What's that, you say? You're not an athlete yet? Well, if you're not an athlete when you start training for a triathlon, I would sure like to know where the magic line is where you become one.
I do think that pampering your body as an athlete's body can help you pull together not only some confidence in what you're doing but can help you find untapped resources of energy and stress resistance.
So here goes.
1) Rest and sleep. Ha! Bet that's not what you thought #1 was going to be. You're taxing your body with new demands. Give it a little extra rest time. Give it a little more sleep. Move around most days, but when you rest, rest like you mean it.

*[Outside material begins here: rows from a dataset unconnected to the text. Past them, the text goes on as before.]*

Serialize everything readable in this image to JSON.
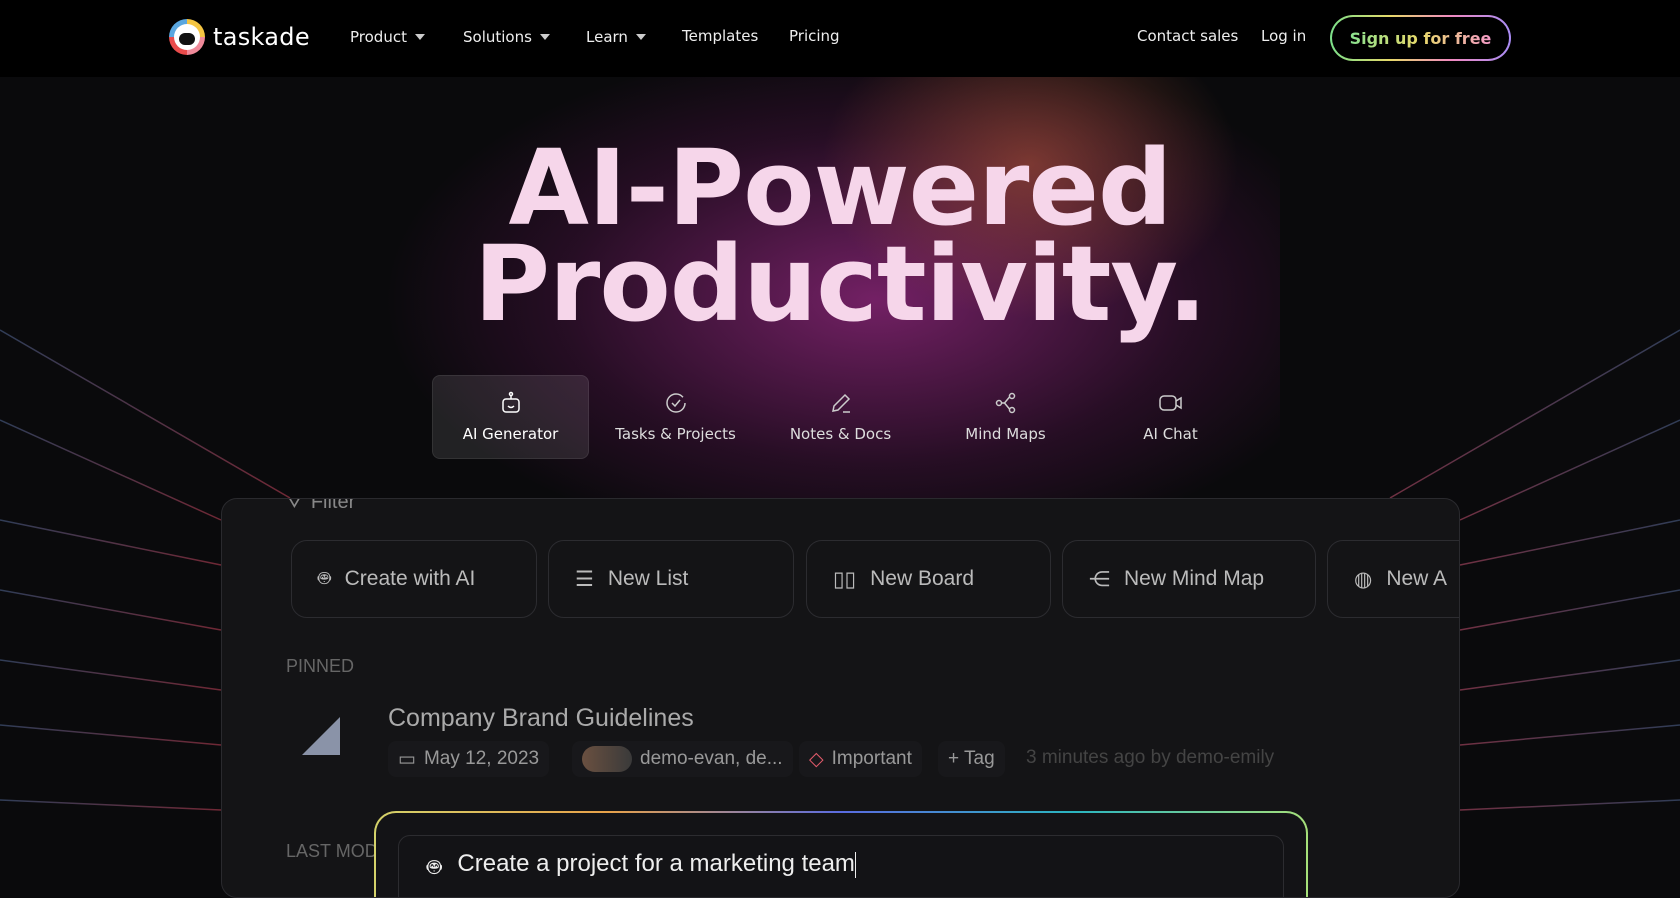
{
  "nav": {
    "brand": "taskade",
    "items": [
      {
        "label": "Product",
        "dropdown": true
      },
      {
        "label": "Solutions",
        "dropdown": true
      },
      {
        "label": "Learn",
        "dropdown": true
      },
      {
        "label": "Templates"
      },
      {
        "label": "Pricing"
      }
    ],
    "contact": "Contact sales",
    "login": "Log in",
    "signup": "Sign up for free"
  },
  "hero": {
    "line1": "AI-Powered",
    "line2": "Productivity."
  },
  "tabs": [
    {
      "label": "AI Generator",
      "icon": "robot-icon",
      "active": true
    },
    {
      "label": "Tasks & Projects",
      "icon": "check-circle-icon"
    },
    {
      "label": "Notes & Docs",
      "icon": "pencil-icon"
    },
    {
      "label": "Mind Maps",
      "icon": "share-nodes-icon"
    },
    {
      "label": "AI Chat",
      "icon": "video-icon"
    }
  ],
  "panel": {
    "filter": "Filter",
    "quick": [
      {
        "label": "Create with AI",
        "icon": "robot-icon"
      },
      {
        "label": "New List",
        "icon": "list-icon"
      },
      {
        "label": "New Board",
        "icon": "board-icon"
      },
      {
        "label": "New Mind Map",
        "icon": "share-nodes-icon"
      },
      {
        "label": "New A",
        "icon": "globe-icon"
      }
    ],
    "pinned_label": "PINNED",
    "project": {
      "title": "Company Brand Guidelines",
      "date": "May 12, 2023",
      "members": "demo-evan, de...",
      "tag": "Important",
      "add_tag": "+ Tag",
      "updated": "3 minutes ago by demo-emily"
    },
    "last_label": "LAST MOD",
    "ai_prompt": "Create a project for a marketing team"
  },
  "colors": {
    "accent": "#f6d6ea",
    "tag": "#e05a6a"
  }
}
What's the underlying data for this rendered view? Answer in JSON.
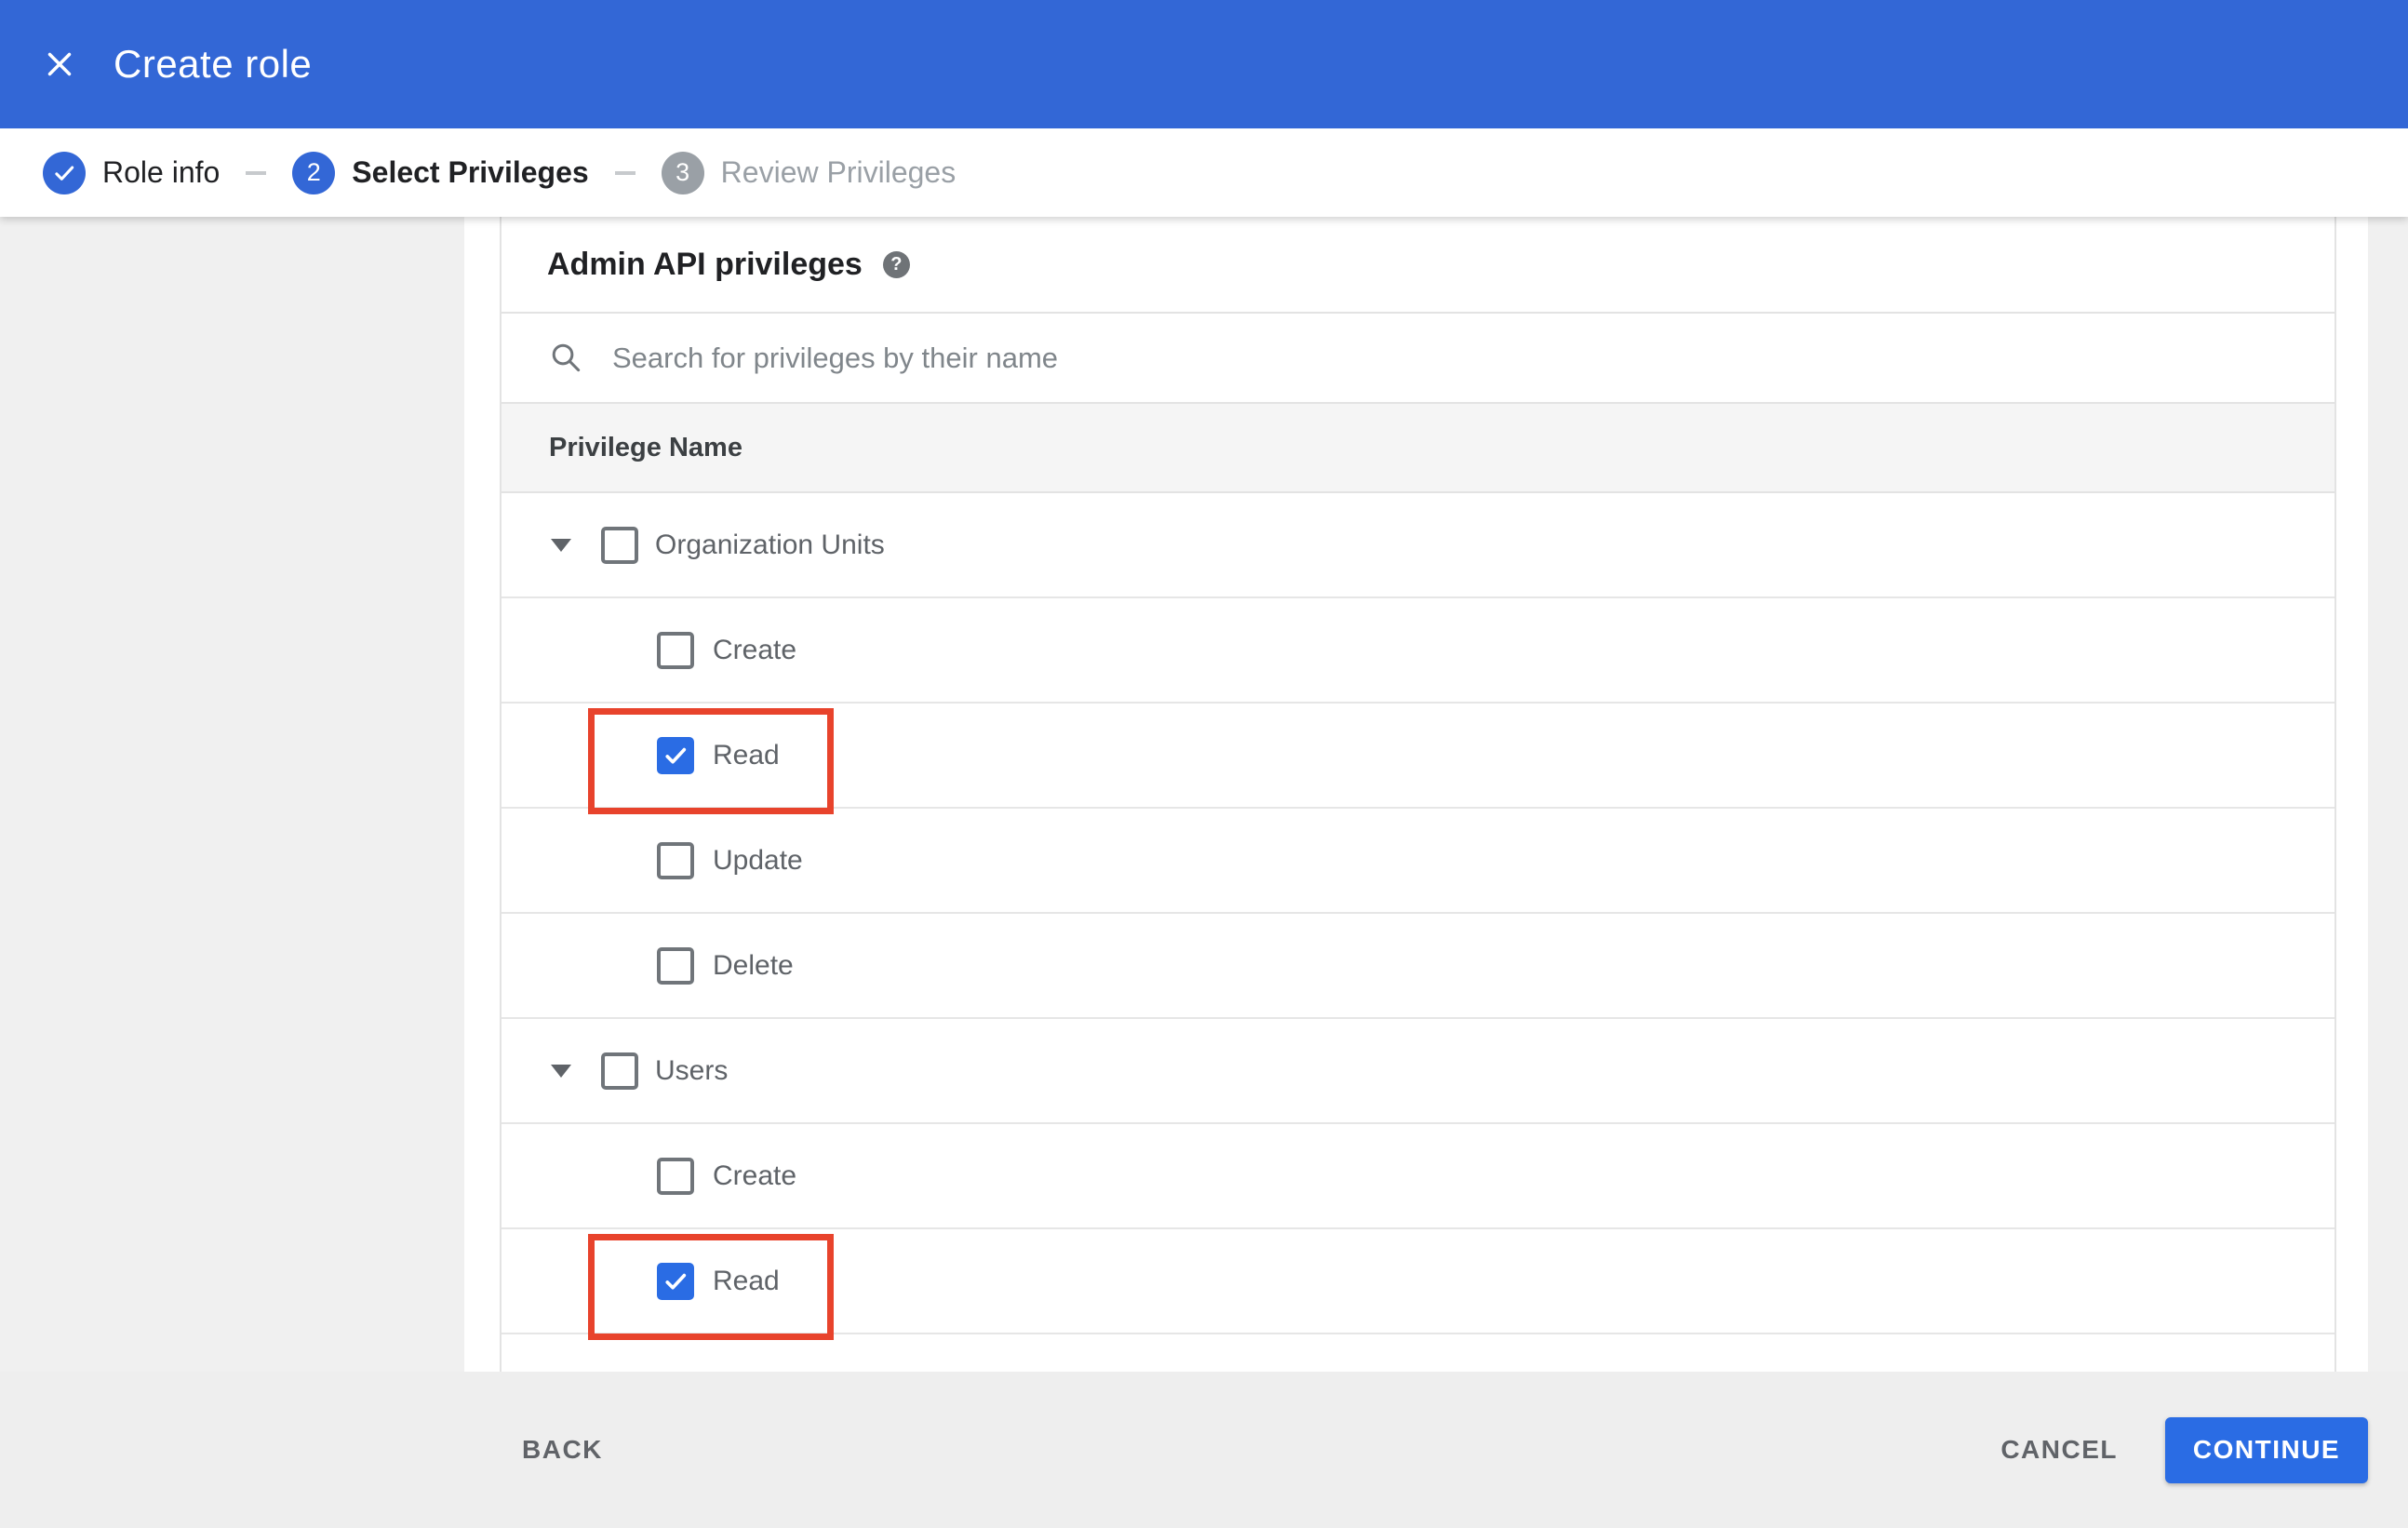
{
  "header": {
    "title": "Create role"
  },
  "stepper": {
    "steps": [
      {
        "indicator": "check",
        "label": "Role info",
        "state": "completed"
      },
      {
        "indicator": "2",
        "label": "Select Privileges",
        "state": "active"
      },
      {
        "indicator": "3",
        "label": "Review Privileges",
        "state": "upcoming"
      }
    ]
  },
  "privileges_panel": {
    "title": "Admin API privileges",
    "help_icon": "question-mark-icon",
    "search": {
      "placeholder": "Search for privileges by their name",
      "value": ""
    },
    "column_header": "Privilege Name",
    "groups": [
      {
        "label": "Organization Units",
        "checked": false,
        "expanded": true,
        "children": [
          {
            "label": "Create",
            "checked": false,
            "highlighted": false
          },
          {
            "label": "Read",
            "checked": true,
            "highlighted": true
          },
          {
            "label": "Update",
            "checked": false,
            "highlighted": false
          },
          {
            "label": "Delete",
            "checked": false,
            "highlighted": false
          }
        ]
      },
      {
        "label": "Users",
        "checked": false,
        "expanded": true,
        "children": [
          {
            "label": "Create",
            "checked": false,
            "highlighted": false
          },
          {
            "label": "Read",
            "checked": true,
            "highlighted": true
          }
        ]
      }
    ]
  },
  "footer": {
    "back_label": "BACK",
    "cancel_label": "CANCEL",
    "continue_label": "CONTINUE"
  },
  "colors": {
    "primary_blue": "#3367d6",
    "control_blue": "#2a6ce4",
    "highlight_red": "#e8432c",
    "inactive_grey": "#9aa0a6",
    "page_bg": "#f0f0f0",
    "footer_bg": "#eeeeee",
    "header_row_bg": "#f5f5f5",
    "border": "#e3e3e3",
    "text_dark": "#202124",
    "text_grey": "#5f6368",
    "placeholder_grey": "#80868b",
    "icon_grey": "#6f7377"
  }
}
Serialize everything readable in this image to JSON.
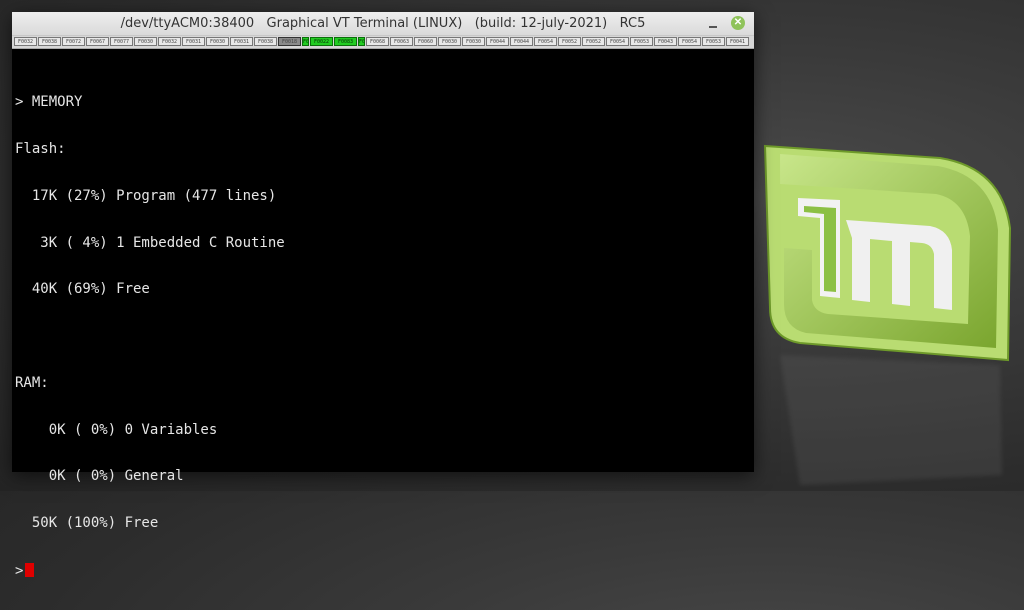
{
  "window": {
    "title": "/dev/ttyACM0:38400   Graphical VT Terminal (LINUX)   (build: 12-july-2021)   RC5",
    "close_symbol": "✕"
  },
  "function_keys": [
    "F0032",
    "F0038",
    "F0072",
    "F0067",
    "F0077",
    "F0030",
    "F0032",
    "F0031",
    "F0030",
    "F0031",
    "F0038",
    "F0018",
    "F0",
    "F0022",
    "F0083",
    "F0",
    "F0068",
    "F0063",
    "F0060",
    "F0030",
    "F0030",
    "F0044",
    "F0044",
    "F0054",
    "F0052",
    "F0052",
    "F0054",
    "F0053",
    "F0043",
    "F0054",
    "F0053",
    "F0041"
  ],
  "terminal": {
    "lines": [
      "> MEMORY",
      "Flash:",
      "  17K (27%) Program (477 lines)",
      "   3K ( 4%) 1 Embedded C Routine",
      "  40K (69%) Free",
      "",
      "RAM:",
      "    0K ( 0%) 0 Variables",
      "    0K ( 0%) General",
      "  50K (100%) Free"
    ],
    "prompt": ">"
  },
  "colors": {
    "terminal_bg": "#000000",
    "terminal_fg": "#e6e6e6",
    "cursor": "#e00000",
    "mint_green": "#8dc63f",
    "close_button": "#8fc35a"
  },
  "icons": {
    "close": "close-icon",
    "minimize": "minimize-icon",
    "logo": "linux-mint-logo-icon"
  }
}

Your muscles get stronger when they recover, not when they're working.
2) Stretch. After you work out, take another 5 or 10 minutes to stretch your muscles. You'll be preventing injury and gaining flexibility. And it feels good. Spoil yourself. Stretch.
3) Hydrate. Drink water. H2O.
4) Fuel yourself like an athlete. Food can be a lot of great things. But when you are training, it is fuel. When you choose food, think whether it is giving you nutrients — vitamins, minerals, antioxidants, proteins. Consider your carbs. Is there a carb choice (vegetables, fruit) that can give you more nutritional bang for the buck? Start filling your plate there. Opt last for the food that gives you less nutrition. I don't care how few calories it has or whether it has fiber. I don't care what it DOESN'T have in it. Is it high-quality fuel?
And that's it. Sleep, Stretch, Hydrate, Fuel. Your body is now a performance vehicle — go ahead and treat it like the luxury it is!
Hope you have a great week training. In March, I'll be writing about cycling and running — about getting over some of the hurdles and dealing with some of your new realities as a triathlete in those two sports.